La planification successorale est importante pour tout le monde, pas seulement pour les riches. Si vous avez quelques actifs, vous devez faire une planification successorale pour que ces actifs soient remis aux personnes qui vous sont chères.

Vous trouverez donc ci-après un guide en 10 étapes pour une planification successorale efficace.


1. Désignez une équipe de professionnels

Vous n’avez pas à faire le travail tout seul. Faites participer votre banquier, votre conseiller, votre planificateur financier, votre avocat, votre notaire, votre fiscaliste ou votre comptable pour que votre planification successorale fonctionne du point de vue juridique et fiscal.


2. Dressez un bilan personnel

Faire votre bilan personnel vous permettra de faire une lecture instantanée de votre situation financière. Voilà un bon point de départ pour vous assurer que vous n’avez rien oublié.

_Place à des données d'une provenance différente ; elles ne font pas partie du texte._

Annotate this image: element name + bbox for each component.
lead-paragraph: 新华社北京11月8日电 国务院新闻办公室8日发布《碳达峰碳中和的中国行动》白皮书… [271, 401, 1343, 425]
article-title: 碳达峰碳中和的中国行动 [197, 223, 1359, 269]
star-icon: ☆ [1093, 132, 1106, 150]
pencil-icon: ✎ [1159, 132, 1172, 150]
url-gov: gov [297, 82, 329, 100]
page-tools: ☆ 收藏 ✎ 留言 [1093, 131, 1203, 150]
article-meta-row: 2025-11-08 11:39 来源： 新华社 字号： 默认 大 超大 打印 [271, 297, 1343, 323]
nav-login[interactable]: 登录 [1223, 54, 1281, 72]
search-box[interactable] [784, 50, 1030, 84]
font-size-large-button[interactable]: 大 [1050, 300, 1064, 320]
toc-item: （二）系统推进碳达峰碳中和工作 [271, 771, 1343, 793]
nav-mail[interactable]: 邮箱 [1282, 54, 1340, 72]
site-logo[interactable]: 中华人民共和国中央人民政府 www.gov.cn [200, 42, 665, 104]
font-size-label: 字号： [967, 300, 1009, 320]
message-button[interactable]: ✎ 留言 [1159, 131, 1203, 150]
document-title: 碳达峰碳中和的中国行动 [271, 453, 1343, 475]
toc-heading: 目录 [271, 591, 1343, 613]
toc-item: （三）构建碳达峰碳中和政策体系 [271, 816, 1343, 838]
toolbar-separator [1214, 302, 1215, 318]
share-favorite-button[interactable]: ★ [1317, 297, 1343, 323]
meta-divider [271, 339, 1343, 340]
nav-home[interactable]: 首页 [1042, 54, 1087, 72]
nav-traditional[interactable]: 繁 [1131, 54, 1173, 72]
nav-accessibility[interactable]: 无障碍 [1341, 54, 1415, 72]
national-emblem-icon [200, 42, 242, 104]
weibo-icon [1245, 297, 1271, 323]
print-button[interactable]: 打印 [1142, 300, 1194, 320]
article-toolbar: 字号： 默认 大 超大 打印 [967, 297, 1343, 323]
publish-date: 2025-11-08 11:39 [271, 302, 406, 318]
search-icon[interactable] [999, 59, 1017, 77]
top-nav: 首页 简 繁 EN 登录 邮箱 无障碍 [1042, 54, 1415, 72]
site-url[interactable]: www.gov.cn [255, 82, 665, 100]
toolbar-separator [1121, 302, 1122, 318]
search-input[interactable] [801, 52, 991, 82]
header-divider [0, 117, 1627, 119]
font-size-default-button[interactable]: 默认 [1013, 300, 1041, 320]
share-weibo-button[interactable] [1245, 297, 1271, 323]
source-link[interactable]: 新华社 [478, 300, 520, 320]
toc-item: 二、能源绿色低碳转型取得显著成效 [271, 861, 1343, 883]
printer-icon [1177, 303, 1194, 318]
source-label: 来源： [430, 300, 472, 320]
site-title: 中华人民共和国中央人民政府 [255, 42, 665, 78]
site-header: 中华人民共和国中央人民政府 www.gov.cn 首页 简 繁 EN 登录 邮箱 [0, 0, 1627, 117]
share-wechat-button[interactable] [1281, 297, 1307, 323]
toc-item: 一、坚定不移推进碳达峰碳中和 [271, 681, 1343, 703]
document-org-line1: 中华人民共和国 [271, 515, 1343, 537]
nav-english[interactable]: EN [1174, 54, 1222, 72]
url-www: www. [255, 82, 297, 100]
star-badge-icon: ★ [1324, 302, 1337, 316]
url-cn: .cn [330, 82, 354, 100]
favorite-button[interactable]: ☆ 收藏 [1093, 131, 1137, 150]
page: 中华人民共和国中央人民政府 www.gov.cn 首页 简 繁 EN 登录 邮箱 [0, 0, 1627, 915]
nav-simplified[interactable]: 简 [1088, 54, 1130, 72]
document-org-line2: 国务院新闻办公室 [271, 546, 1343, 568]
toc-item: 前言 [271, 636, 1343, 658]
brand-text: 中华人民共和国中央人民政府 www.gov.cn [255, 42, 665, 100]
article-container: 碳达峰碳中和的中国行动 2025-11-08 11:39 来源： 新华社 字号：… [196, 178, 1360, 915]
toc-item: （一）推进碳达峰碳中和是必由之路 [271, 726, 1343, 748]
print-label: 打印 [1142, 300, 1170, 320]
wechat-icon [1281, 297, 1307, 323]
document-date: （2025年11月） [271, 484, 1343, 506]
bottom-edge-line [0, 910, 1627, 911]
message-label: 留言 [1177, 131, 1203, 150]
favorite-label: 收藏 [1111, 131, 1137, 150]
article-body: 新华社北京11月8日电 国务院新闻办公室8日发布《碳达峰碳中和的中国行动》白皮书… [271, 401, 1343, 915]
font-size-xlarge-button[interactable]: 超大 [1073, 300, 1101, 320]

3. Établissez vos besoins d’assurance vie

L’assurance vie peut jouer un rôle essentiel dans une planification successorale car elle peut procurer des fonds supplémentaires qui serviront à prendre soin des personnes qui vous sont chères, à payer l’impôt à votre décès ou simplement à laisser un plus gros héritage.


4. Rédigez votre testament

Le testament ne constitue qu’une étape du processus de la planification successorale mais c’est une étape importante. Si vous décédez sans testament, la loi provinciale désignera la personne qui héritera de vos biens à votre décès, ce qui peut ne pas correspondre à vos volontés.


5. Songez à une procuration relative aux biens

Une procuration donne à une autre personne la capacité juridique de faire des opérations financières en fonction de ses modalités, lesquelles pourraient inclure des dispositions à prendre si vous deveniez inapte.


6. Songez à une procuration relative aux soins personnels

Cette procuration autorise une personne à prendre en votre nom des décisions personnelles ou des décisions relatives à votre santé ou aux soins médicaux à vous donner si vous êtes dans l’incapacité de le faire.


7. Réduisez au minimum les impôts et autres frais

Un fiscaliste peut vous renseigner sur les avantages fiscaux de léguer certains actifs à certaines personnes en particulier. Par exemple, des titres à valeur accrue peuvent être laissés libres d’impôt à un organisme de bienfaisance, tandis que d’autres biens ainsi que vos REER et vos FERR, peuvent être légués à votre conjoint au moyen d’un transfert avec report d’impôt.


8. Suivez vos comptes et consignez vos renseignements importants

Dressez une liste de vos renseignements personnels essentiels, de vos conseillers, de vos documents importants (et de l’endroit où ils se trouvent), de vos comptes et de vos autres actifs et mettez cette liste en lieu sûr pour que votre liquidateur testamentaire puisse facilement la consulter.


9. Examinez votre planification successorale et mettez-la régulièrement à jour

Les événements importants de la vie sont une bonne occasion de mettre votre planification successorale à jour. La naissance d’un enfant, une séparation ou un divorce, le décès d’un proche, la vente de votre entreprise, etc. peuvent tous avoir une incidence sur votre planification successorale initiale.


10. Informez vos proches

Même si cela est souvent la tâche la plus difficile, c’est une bonne idée de faire connaître à votre famille quelles sont vos volontés successorales, au moins dans des termes généraux. De cette façon, personne ne sera bouleversé par des révélations « d’outre-tombe ». À moins que ce ne soit ce que vous recherchez!